ETUの試合の後は、こうしてこの男とセックスに及ぶことが多い。そしてそれは、達海が誘いを持ち掛けてくるからだ。今日も例にもれず試合日で、接戦の末、辛くもETUが勝利した。課題も見えたが、何より手応えを感じた試合。村越自身、身体は疲れても高揚感が抜けず、一も二もなく、達海の誘いに乗ったのだった。…それは、立場の違いはあれど達海の方も同じだと、勝手に思いこんでいたんだが。
「ふ〜ん。村越は高ぶってんだ」
その面白がるような声に、自分の見当が外れていたことを知る。
「どーりでね。勝った日は激しいし、負けた日はすげーねちっこいもんな」
そんな風に改めて言われると、羞恥が沸き上がる。スポーツ選手が試合の後に気が高ぶって何が悪い。
「うるせぇ。じゃあ、アンタは何で…」
「試合の後、お前をセックスに誘うかって?」
なんだ、流石にその自覚はあるらしい。なら、自分のそれ以外にどんな理由があるっていうのか。
「お前よかもっと単純だよ。わっかんねーかなー」
「はぐらかすな」
いつもの調子の達海に、少しいらいらしてしまう。この男が相手だと、いつも一方的に振り回されている気がしてならない。
村越の気が乗らない時でも、遠いアウェーのスタジアムなら宿泊先のホテル部屋に連れこまれ、近いスタジアムの日でも、結局はここ、クラブハウスという名のこの男のテリトリーに…。
そこまで考えて、はたと気がついた。そういえば、達海が村越を誘う日は、殆どが決まって、アウェーの試合の日だ。
「…アウェーに何かあるのか?」
「そこまで気付いてんのに、にっぶいねーお前、」
ぐい。
突然勢い良くネクタイを引っ張られ、そのまま達海の上に倒れ込みそうになり、慌てて腕をつっぱって身体を支える。
「…おい」
まったくこの人は、この体格差で思いっ切り下敷きにでもされたいのか。…ま、村越がそんなヘマをしないことくらい、わかってやってるんだろうが。
「似合ってんじゃん」
細められたその瞳の奥に、ちらりと情欲めいたものが燃えるのが、見え。
そこで、ようやく村越は、達海がいわんとすることに思いたった。
アウェーの試合後、村越がいつもと違うところ。ひょっとするとそれはこの、スーツ姿のことだろうか?
「…スーツに欲情でもするってのか」
「俺って、けっこうシチュエーションに燃えるタイプなんだよね」
スポーツ選手としてスーツが似合うと言われても複雑なところではあるが、達海からそんなカミングアウトをされるのに、悪い心地はしない。たまにはこっちから揺さぶらせて貰わないと、割にあわないだろう。
見せつけるように、達海の上で、ゆっくりした動作でネクタイを解いてみせる。目で追う達海が、舌なめずりでもするように、尖った舌でちろり上唇をなめた。

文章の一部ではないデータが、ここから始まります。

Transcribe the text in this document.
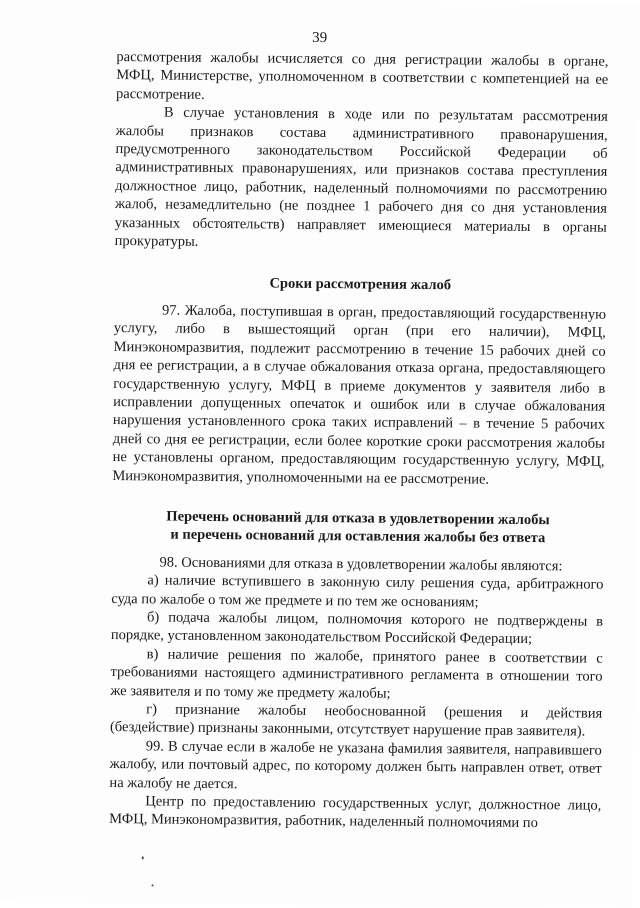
39

рассмотрения жалобы исчисляется со дня регистрации жалобы в органе, МФЦ, Министерстве, уполномоченном в соответствии с компетенцией на ее рассмотрение.

В случае установления в ходе или по результатам рассмотрения жалобы признаков состава административного правонарушения, предусмотренного законодательством Российской Федерации об административных правонарушениях, или признаков состава преступления должностное лицо, работник, наделенный полномочиями по рассмотрению жалоб, незамедлительно (не позднее 1 рабочего дня со дня установления указанных обстоятельств) направляет имеющиеся материалы в органы прокуратуры.

Сроки рассмотрения жалоб

97. Жалоба, поступившая в орган, предоставляющий государственную услугу, либо в вышестоящий орган (при его наличии), МФЦ, Минэкономразвития, подлежит рассмотрению в течение 15 рабочих дней со дня ее регистрации, а в случае обжалования отказа органа, предоставляющего государственную услугу, МФЦ в приеме документов у заявителя либо в исправлении допущенных опечаток и ошибок или в случае обжалования нарушения установленного срока таких исправлений – в течение 5 рабочих дней со дня ее регистрации, если более короткие сроки рассмотрения жалобы не установлены органом, предоставляющим государственную услугу, МФЦ, Минэкономразвития, уполномоченными на ее рассмотрение.

Перечень оснований для отказа в удовлетворении жалобы
и перечень оснований для оставления жалобы без ответа

98. Основаниями для отказа в удовлетворении жалобы являются:

а) наличие вступившего в законную силу решения суда, арбитражного суда по жалобе о том же предмете и по тем же основаниям;

б) подача жалобы лицом, полномочия которого не подтверждены в порядке, установленном законодательством Российской Федерации;

в) наличие решения по жалобе, принятого ранее в соответствии с требованиями настоящего административного регламента в отношении того же заявителя и по тому же предмету жалобы;

г) признание жалобы необоснованной (решения и действия (бездействие) признаны законными, отсутствует нарушение прав заявителя).

99. В случае если в жалобе не указана фамилия заявителя, направившего жалобу, или почтовый адрес, по которому должен быть направлен ответ, ответ на жалобу не дается.

Центр по предоставлению государственных услуг, должностное лицо, МФЦ, Минэкономразвития, работник, наделенный полномочиями по
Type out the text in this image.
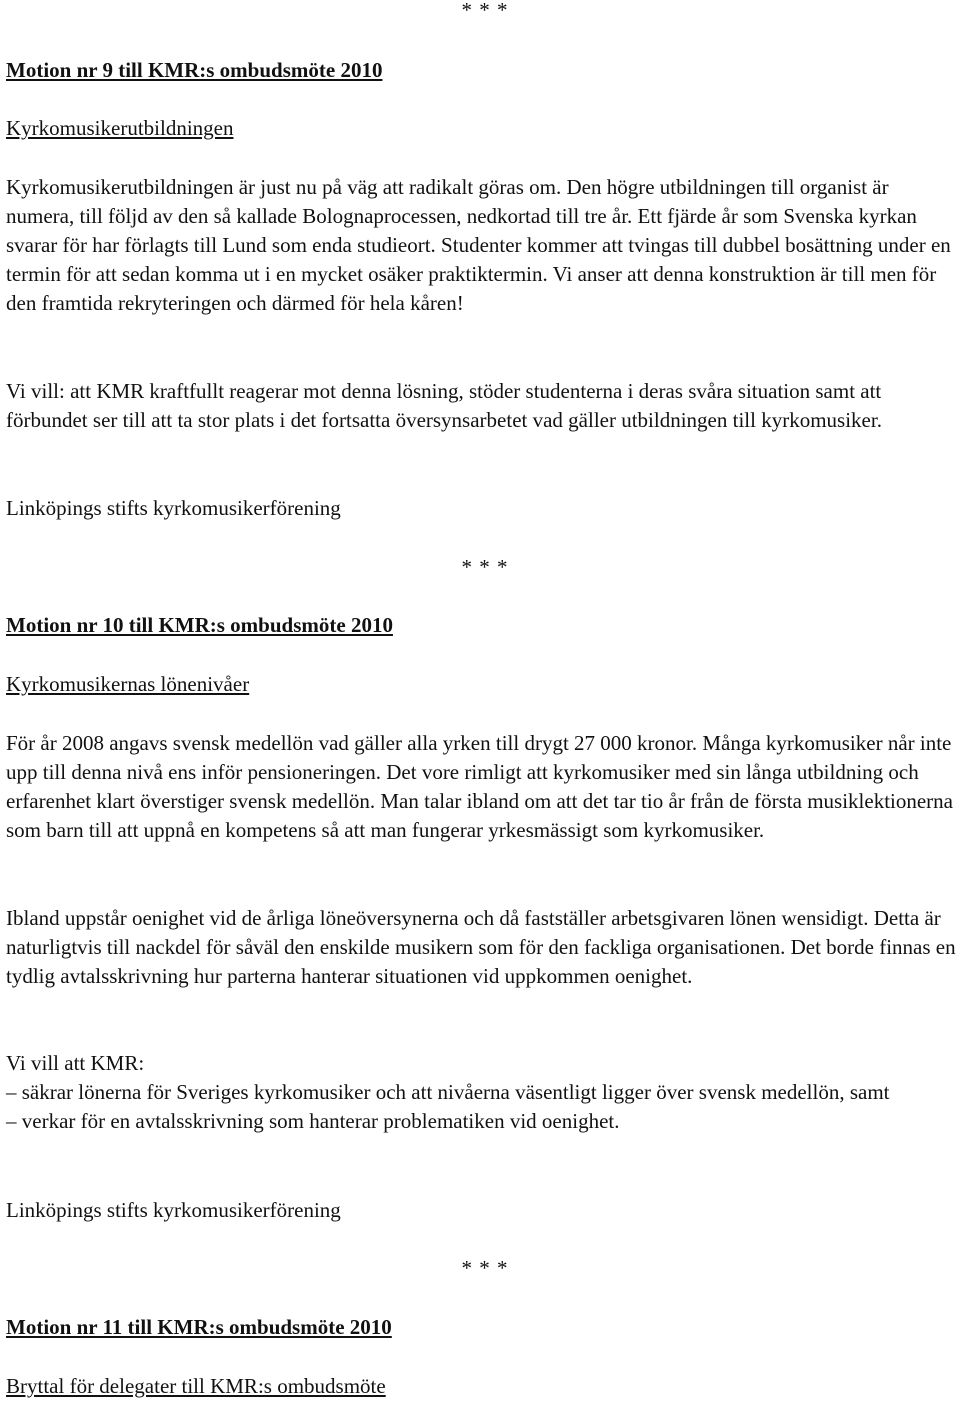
* * *
Motion nr 9 till KMR:s ombudsmöte 2010
Kyrkomusikerutbildningen

Kyrkomusikerutbildningen är just nu på väg att radikalt göras om. Den högre utbildningen till organist är numera, till följd av den så kallade Bolognaprocessen, nedkortad till tre år. Ett fjärde år som Svenska kyrkan svarar för har förlagts till Lund som enda studieort. Studenter kommer att tvingas till dubbel bosättning under en termin för att sedan komma ut i en mycket osäker praktiktermin. Vi anser att denna konstruktion är till men för den framtida rekryteringen och därmed för hela kåren!

Vi vill: att KMR kraftfullt reagerar mot denna lösning, stöder studenterna i deras svåra situation samt att förbundet ser till att ta stor plats i det fortsatta översynsarbetet vad gäller utbildningen till kyrkomusiker.

Linköpings stifts kyrkomusikerförening
Motion nr 10 till KMR:s ombudsmöte 2010
Kyrkomusikernas lönenivåer

För år 2008 angavs svensk medellön vad gäller alla yrken till drygt 27 000 kronor. Många kyrkomusiker når inte upp till denna nivå ens inför pensioneringen. Det vore rimligt att kyrkomusiker med sin långa utbildning och erfarenhet klart överstiger svensk medellön. Man talar ibland om att det tar tio år från de första musiklektionerna som barn till att uppnå en kompetens så att man fungerar yrkesmässigt som kyrkomusiker.

Ibland uppstår oenighet vid de årliga löneöversynerna och då fastställer arbetsgivaren lönen wensidigt. Detta är naturligtvis till nackdel för såväl den enskilde musikern som för den fackliga organisationen. Det borde finnas en tydlig avtalsskrivning hur parterna hanterar situationen vid uppkommen oenighet.

Vi vill att KMR:
– säkrar lönerna för Sveriges kyrkomusiker och att nivåerna väsentligt ligger över svensk medellön, samt
– verkar för en avtalsskrivning som hanterar problematiken vid oenighet.
Linköpings stifts kyrkomusikerförening
Motion nr 11 till KMR:s ombudsmöte 2010
Bryttal för delegater till KMR:s ombudsmöte
* * *
* * *
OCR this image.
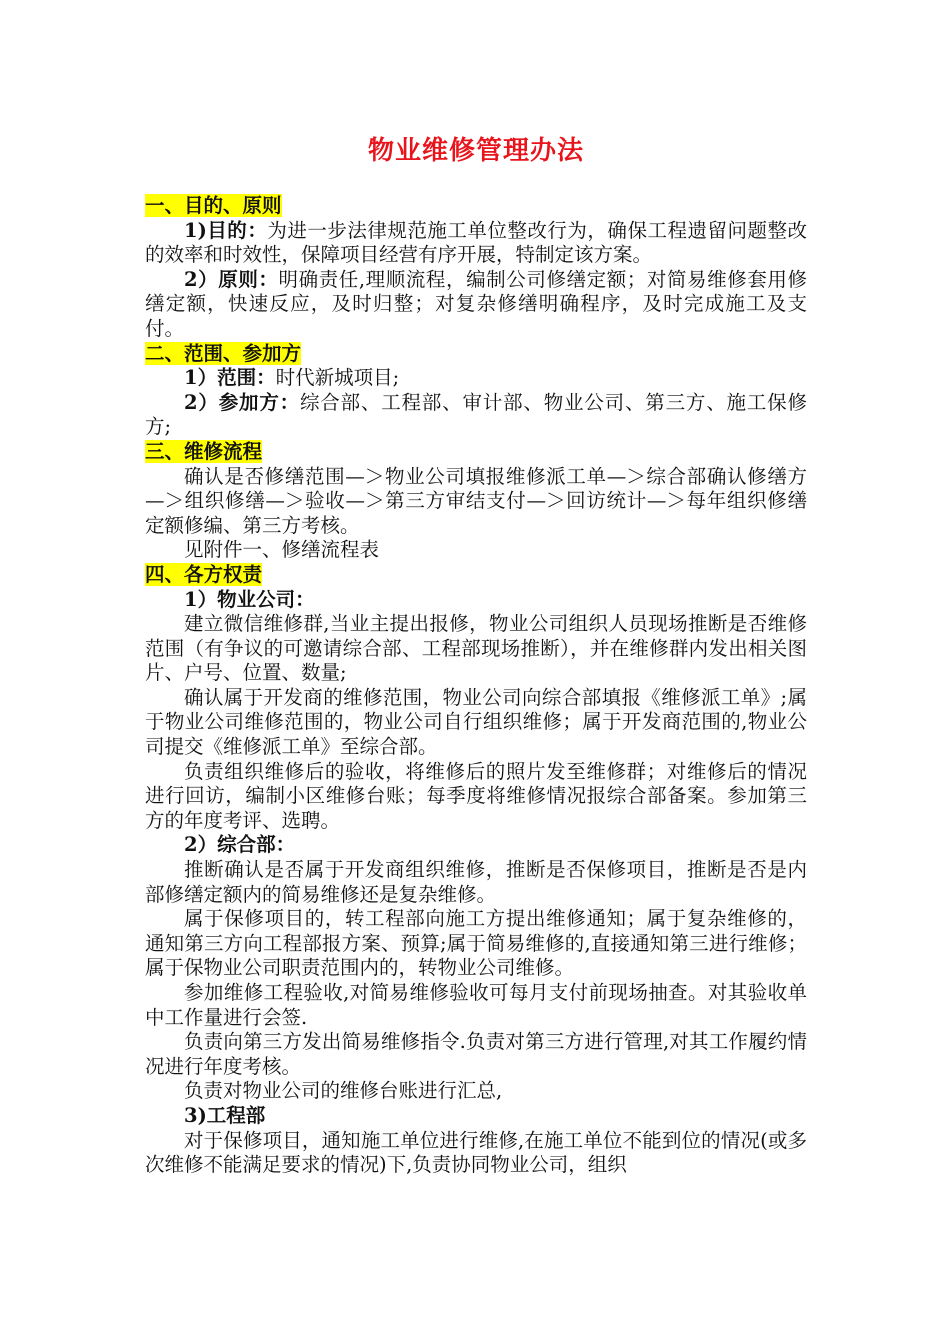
物业维修管理办法
一、目的、原则

1)目的：为进一步法律规范施工单位整改行为，确保工程遗留问题整改的效率和时效性，保障项目经营有序开展，特制定该方案。

2）原则：明确责任,理顺流程，编制公司修缮定额；对简易维修套用修缮定额，快速反应，及时归整；对复杂修缮明确程序，及时完成施工及支付。

二、范围、参加方

1）范围：时代新城项目;

2）参加方：综合部、工程部、审计部、物业公司、第三方、施工保修方;

三、维修流程

确认是否修缮范围—＞物业公司填报维修派工单—＞综合部确认修缮方—＞组织修缮—＞验收—＞第三方审结支付—＞回访统计—＞每年组织修缮定额修编、第三方考核。

见附件一、修缮流程表

四、各方权责

1）物业公司：

建立微信维修群,当业主提出报修，物业公司组织人员现场推断是否维修范围（有争议的可邀请综合部、工程部现场推断），并在维修群内发出相关图片、户号、位置、数量;

确认属于开发商的维修范围，物业公司向综合部填报《维修派工单》;属于物业公司维修范围的，物业公司自行组织维修；属于开发商范围的,物业公司提交《维修派工单》至综合部。

负责组织维修后的验收，将维修后的照片发至维修群；对维修后的情况进行回访，编制小区维修台账；每季度将维修情况报综合部备案。参加第三方的年度考评、选聘。

2）综合部：

推断确认是否属于开发商组织维修，推断是否保修项目，推断是否是内部修缮定额内的简易维修还是复杂维修。

属于保修项目的，转工程部向施工方提出维修通知；属于复杂维修的，通知第三方向工程部报方案、预算;属于简易维修的,直接通知第三进行维修；属于保物业公司职责范围内的，转物业公司维修。

参加维修工程验收,对简易维修验收可每月支付前现场抽查。对其验收单中工作量进行会签.

负责向第三方发出简易维修指令.负责对第三方进行管理,对其工作履约情况进行年度考核。

负责对物业公司的维修台账进行汇总,

3)工程部

对于保修项目，通知施工单位进行维修,在施工单位不能到位的情况(或多次维修不能满足要求的情况)下,负责协同物业公司，组织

…まったく、どっちが誘って、誘われてるのか、わかったもんじゃない。
そのまま赤く濡れた唇にかみつけば、キスの合間に、楽しそうな声。
「は…村越もなんか、リクエストねーの。着てやるかもよ?」
まあ気が向いたらだけど、と呑気に付け足すふざけた言葉を、馬鹿らしいと切り捨てようとして。
ちらり、村越の脳裏を過ぎったのは。
ずっと昔から追い続けた、期待、嫉妬、羨望、憎悪、憧憬、そのすべてが詰まった、あの7番のユニフォーム姿……
「………馬鹿馬鹿しい。あんたみたいな趣味はねェよ」
「そ?ざんねーん」
たっぷり黙りこんでからそう答えた村越に、含みのある瞳が、何もかもお見通しにみえるのが悔しい。
「そんなに着たいなら、セーラー服でも着てみたらどうだ?」
100%皮肉で、最も想像できないことを言ってやったのに、「面白そうじゃん」なんてこの男はしれっと言う。
その年で何言ってやがるんだと呆れ……一瞬想像しかけてしまった自分を諌め、ごまかすように行為を再開した。
結局、何を着ようが着てまいが、お互い30男の色もへったくれもない身体に溺れているのが、一番滑稽なのかもしれない。